At the time of the investigation, Daniel Leong, chief executive of Keat Partners according to his LinkedIn profile, denied all allegations about his business to Fairfax, saying the claims seemed to have originated from “a few disgruntled ex-employees”.

But Keat Enterprises was last week convicted of 23 counts of engaging in misleading conduct in relation to employment, and 10 counts of making false and misleading representations about the supply of services, including making false representations that it was a tax agent.

“We are pleased that the court recognised the serious breaches committed by Keat Enterprises; this will serve as a reminder to other employment and training agencies that they will not get away with false and misleading conduct,” Consumer Affairs Victoria’s acting director Phil D’Adamo said in a statement.

However, a spokesperson from Consumer Affairs Victoria confirmed to SmartCompany Consumer Affairs will not take further action to obtain compensation.

“Obtaining compensation for affected consumers was considered in this case, however, due to the company being in liquidation such an order would not have been able to be granted without the leave of the Supreme Court,” said the spokesperson.  

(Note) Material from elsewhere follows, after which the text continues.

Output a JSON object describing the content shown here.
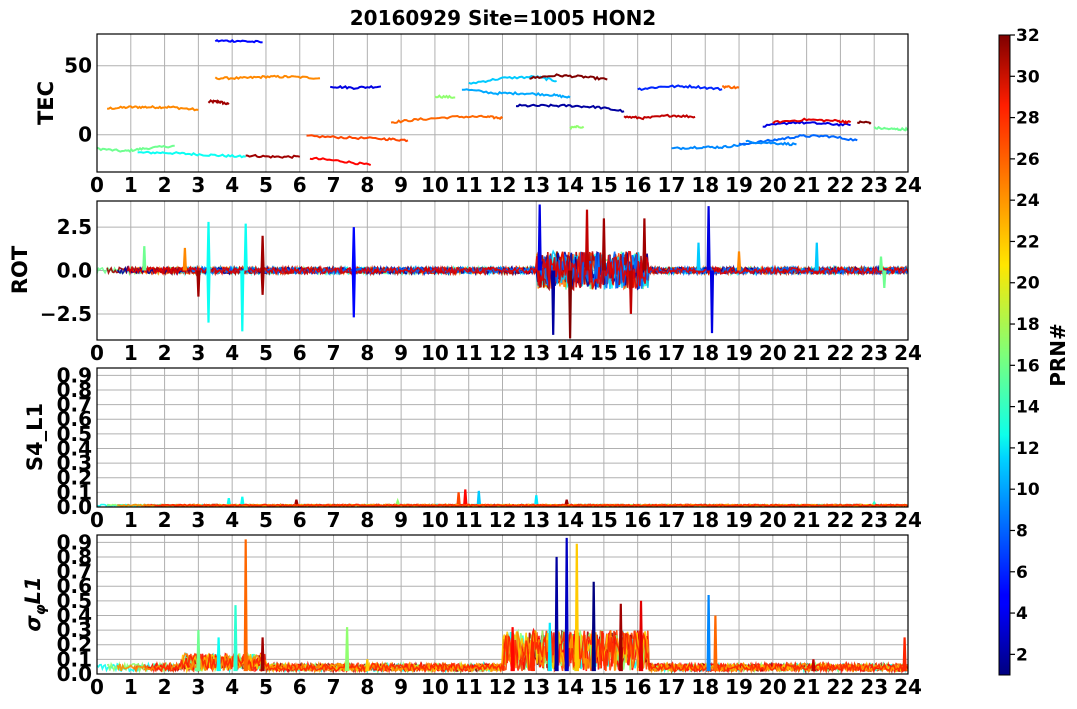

“Practically, in the circumstances of this case, there would most likely be insufficient resources to make good any compensation order.”

Keat Enterprises appointed Mathew Campbell Muldoon and Ken Sellers of Sellers Muldoon Benton as administrators of the company on June 3, 2014.

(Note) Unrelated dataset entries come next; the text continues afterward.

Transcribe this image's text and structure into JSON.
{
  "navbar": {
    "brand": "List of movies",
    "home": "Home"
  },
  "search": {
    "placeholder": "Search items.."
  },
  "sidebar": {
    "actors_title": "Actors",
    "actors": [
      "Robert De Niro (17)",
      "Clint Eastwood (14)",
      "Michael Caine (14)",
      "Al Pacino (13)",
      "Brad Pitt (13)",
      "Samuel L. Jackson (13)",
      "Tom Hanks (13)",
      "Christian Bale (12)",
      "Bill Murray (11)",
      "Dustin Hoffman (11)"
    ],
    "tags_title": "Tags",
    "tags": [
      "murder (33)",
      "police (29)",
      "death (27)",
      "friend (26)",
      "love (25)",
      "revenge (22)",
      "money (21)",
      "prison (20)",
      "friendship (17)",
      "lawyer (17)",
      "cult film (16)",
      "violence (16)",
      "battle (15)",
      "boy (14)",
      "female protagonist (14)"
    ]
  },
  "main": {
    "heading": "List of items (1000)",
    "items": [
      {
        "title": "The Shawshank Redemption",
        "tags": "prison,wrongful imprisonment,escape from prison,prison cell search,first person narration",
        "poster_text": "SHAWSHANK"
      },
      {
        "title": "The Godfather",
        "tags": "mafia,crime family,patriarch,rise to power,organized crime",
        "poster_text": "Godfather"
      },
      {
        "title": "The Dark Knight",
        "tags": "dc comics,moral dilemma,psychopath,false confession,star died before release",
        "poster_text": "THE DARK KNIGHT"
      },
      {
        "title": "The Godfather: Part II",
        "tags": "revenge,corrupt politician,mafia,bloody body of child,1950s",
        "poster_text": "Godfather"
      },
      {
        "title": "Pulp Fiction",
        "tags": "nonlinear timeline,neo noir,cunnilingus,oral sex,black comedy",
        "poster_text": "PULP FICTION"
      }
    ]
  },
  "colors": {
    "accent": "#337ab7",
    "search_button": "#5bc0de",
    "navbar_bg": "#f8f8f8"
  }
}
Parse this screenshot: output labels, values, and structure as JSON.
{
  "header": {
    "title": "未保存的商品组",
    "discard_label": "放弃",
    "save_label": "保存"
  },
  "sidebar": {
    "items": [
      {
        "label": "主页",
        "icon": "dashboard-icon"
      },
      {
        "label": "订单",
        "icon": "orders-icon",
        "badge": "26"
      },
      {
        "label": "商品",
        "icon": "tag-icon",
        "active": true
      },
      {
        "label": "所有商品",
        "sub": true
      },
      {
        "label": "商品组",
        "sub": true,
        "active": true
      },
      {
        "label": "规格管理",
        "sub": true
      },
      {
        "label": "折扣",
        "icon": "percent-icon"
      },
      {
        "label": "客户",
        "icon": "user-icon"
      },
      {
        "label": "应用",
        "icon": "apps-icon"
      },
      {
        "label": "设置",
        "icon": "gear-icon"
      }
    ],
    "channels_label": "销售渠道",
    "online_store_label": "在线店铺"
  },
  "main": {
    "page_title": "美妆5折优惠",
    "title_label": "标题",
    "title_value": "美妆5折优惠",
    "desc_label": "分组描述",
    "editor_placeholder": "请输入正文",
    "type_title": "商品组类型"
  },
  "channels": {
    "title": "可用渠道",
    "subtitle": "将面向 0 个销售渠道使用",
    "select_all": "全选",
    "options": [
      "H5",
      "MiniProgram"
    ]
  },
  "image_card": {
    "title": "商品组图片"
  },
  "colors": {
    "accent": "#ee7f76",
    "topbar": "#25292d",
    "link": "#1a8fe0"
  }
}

Fairfax reports a liquidator’s assessment from last year showed the company owed more than $65,000 to 15 employees and $160,000 to other unsecured creditors, including nearly $40,000 to the Australian Tax Office.

SmartCompany contacted Sellers Muldoon Benton but did not receive a response prior to publication.

Rohan Harris, principal at law firm Russell Kennedy, told SmartCompany advertising fake jobs to solicit training courses is a clear breach of Australian Consumer Law.

“It’s trying to get people in the door under false pretences,” says Harris, who is not surprised the court imposed the substantial fine.

“If you’re in the business of doing that sort of thing, you’ll be in breach of Consumer Law and closing your doors like this business.”

Harris says a business must consider its conduct from the point of view of the consumer.

“Australian Consumer Law is all about protecting the consumer, so as a business, you need to put yourself in the consumer’s shoes and ask the question, am I telling the full story or am I being misleading? If it looks and feels dodgy and misleading, the choice not to do it should be obvious,” he says.

Harris says Consumer Affairs can generally take action against a company director or senior officer if a company has been liquidated.

The Consumer Affairs Victoria spokesperson confirmed it considers the fines and convictions imposed by the court in this matter have not finalised its dealings with other persons who may have been involved in the operations of Keat.

“As those matters are ongoing it is not appropriate to make any further comment at this time,” the spokesperson says.